Host carbon sources modulate cell wall architecture, drug resistance and virulence in a fungal pathogen

• Published in: Cellular microbiology Vol. 14; no. 9; pp. 1319 - 1335
• Main Authors: Ene, Iuliana V., Adya, Ashok K., Wehmeier, Silvia, Brand, Alexandra C., MacCallum, Donna M., Gow, Neil A. R., Brown, Alistair J. P.
• Format: Journal Article
• Language: English
• Published: India Hindawi Limited 01.09.2012; Blackwell Publishing Ltd
• Subjects: Adaptations; Candida albicans; Candida albicans - metabolism; Candida albicans - pathogenicity; Candidiasis; Carbohydrate Metabolism; Carbon - metabolism; Carbon sources; Cell Wall - metabolism; Cell Wall - ultrastructure; Cell walls; Clinical isolates; Colony Count, Microbial; Culture Media - chemistry; Drug resistance; Drug Resistance, Fungal; Editors' Choice; Hog1 protein; Host-Pathogen Interactions; Infection; Lactic acid; Microbial Viability; Mucosa; Nutrient status; Pathogenicity; Pathogens; Signal transduction; Stress; Stress, Physiological; Ultrastructure; Vaginitis; Virulence
• ISSN: 1462-5814; 1462-5822
• DOI: 10.1111/j.1462-5822.2012.01813.x

Summary The survival of all microbes depends upon their ability to respond to environmental challenges. To establish infection, pathogens such as Candida albicans must mount effective stress responses to counter host defences while adapting to dynamic changes in nutrient status within host niches. Studies of C. albicans stress adaptation have generally been performed on glucose‐grown cells, leaving the effects of alternative carbon sources upon stress resistance largely unexplored. We have shown that growth on alternative carbon sources, such as lactate, strongly influence the resistance of C. albicans to antifungal drugs, osmotic and cell wall stresses. Similar trends were observed in clinical isolates and other pathogenic Candida species.
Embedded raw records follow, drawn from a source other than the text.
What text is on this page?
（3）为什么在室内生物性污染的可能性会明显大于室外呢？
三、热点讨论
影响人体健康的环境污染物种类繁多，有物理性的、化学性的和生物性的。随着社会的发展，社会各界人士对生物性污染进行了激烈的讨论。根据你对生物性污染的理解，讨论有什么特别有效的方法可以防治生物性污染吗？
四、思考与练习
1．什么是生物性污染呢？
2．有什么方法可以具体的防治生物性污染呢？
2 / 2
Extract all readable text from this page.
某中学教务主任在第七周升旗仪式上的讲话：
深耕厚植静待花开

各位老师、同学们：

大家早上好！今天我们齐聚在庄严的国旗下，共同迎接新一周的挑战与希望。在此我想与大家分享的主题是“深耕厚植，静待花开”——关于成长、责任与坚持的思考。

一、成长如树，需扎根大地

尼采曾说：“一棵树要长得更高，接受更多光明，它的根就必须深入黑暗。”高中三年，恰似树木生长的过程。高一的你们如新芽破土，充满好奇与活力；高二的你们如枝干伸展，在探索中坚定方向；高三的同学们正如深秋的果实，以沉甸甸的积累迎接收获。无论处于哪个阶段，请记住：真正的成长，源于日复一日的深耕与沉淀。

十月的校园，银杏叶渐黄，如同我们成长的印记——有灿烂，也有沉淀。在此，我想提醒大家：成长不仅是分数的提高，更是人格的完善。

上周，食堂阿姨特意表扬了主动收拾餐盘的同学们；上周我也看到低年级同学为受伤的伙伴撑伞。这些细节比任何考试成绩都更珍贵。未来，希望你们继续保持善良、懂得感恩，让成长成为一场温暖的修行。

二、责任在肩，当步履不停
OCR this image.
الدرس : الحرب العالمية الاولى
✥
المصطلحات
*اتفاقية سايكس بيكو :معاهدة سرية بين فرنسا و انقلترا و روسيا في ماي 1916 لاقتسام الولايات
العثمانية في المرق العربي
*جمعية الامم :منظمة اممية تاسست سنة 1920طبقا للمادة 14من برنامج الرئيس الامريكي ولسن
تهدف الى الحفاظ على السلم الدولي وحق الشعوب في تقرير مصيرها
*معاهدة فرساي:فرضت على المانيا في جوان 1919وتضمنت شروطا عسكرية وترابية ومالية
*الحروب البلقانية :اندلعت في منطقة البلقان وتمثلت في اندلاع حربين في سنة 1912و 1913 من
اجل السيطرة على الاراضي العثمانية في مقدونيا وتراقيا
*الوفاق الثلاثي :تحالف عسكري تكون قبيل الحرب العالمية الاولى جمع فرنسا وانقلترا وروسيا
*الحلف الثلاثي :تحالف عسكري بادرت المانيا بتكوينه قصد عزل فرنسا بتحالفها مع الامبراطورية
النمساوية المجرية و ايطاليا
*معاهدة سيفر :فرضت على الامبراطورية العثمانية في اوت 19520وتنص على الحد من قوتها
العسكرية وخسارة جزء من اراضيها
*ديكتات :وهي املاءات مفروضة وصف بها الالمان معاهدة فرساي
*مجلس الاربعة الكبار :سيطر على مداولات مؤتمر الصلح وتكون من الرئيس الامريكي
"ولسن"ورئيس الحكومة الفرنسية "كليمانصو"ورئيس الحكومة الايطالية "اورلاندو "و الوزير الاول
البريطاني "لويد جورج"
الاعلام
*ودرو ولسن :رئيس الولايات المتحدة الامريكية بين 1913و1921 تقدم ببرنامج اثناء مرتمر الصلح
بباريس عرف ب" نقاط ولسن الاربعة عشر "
The increased stress resistance of C. albicans was not dependent on key stress (Hog1) and cell integrity (Mkc1) signalling pathways. Instead, increased stress resistance was promoted by major changes in the architecture and biophysical properties of the cell wall. Glucose‐ and lactate‐grown cells displayed significant differences in cell wall mass, ultrastructure, elasticity and adhesion. Changes in carbon source also altered the virulence of C. albicans in models of systemic candidiasis and vaginitis, confirming the importance of alternative carbon sources within host niches during C. albicans infections. The major fungal pathogen of humans, Candida albicans, often exploits alternative carbon sources to grow and colonise glucose‐poor niches in its host. Most investigations of stress adaptation have examined glucose‐grown cells, but we demonstrate that growth on physiologically relevant carbon sources such as lactate alters C. albicans cell wall architecture and that this affects the resistance of cells to stress and antifungal drugs. Furthermore, growth on alternative carbon sources alters the pathogenicity of C. albicans during systemic and mucosal infections.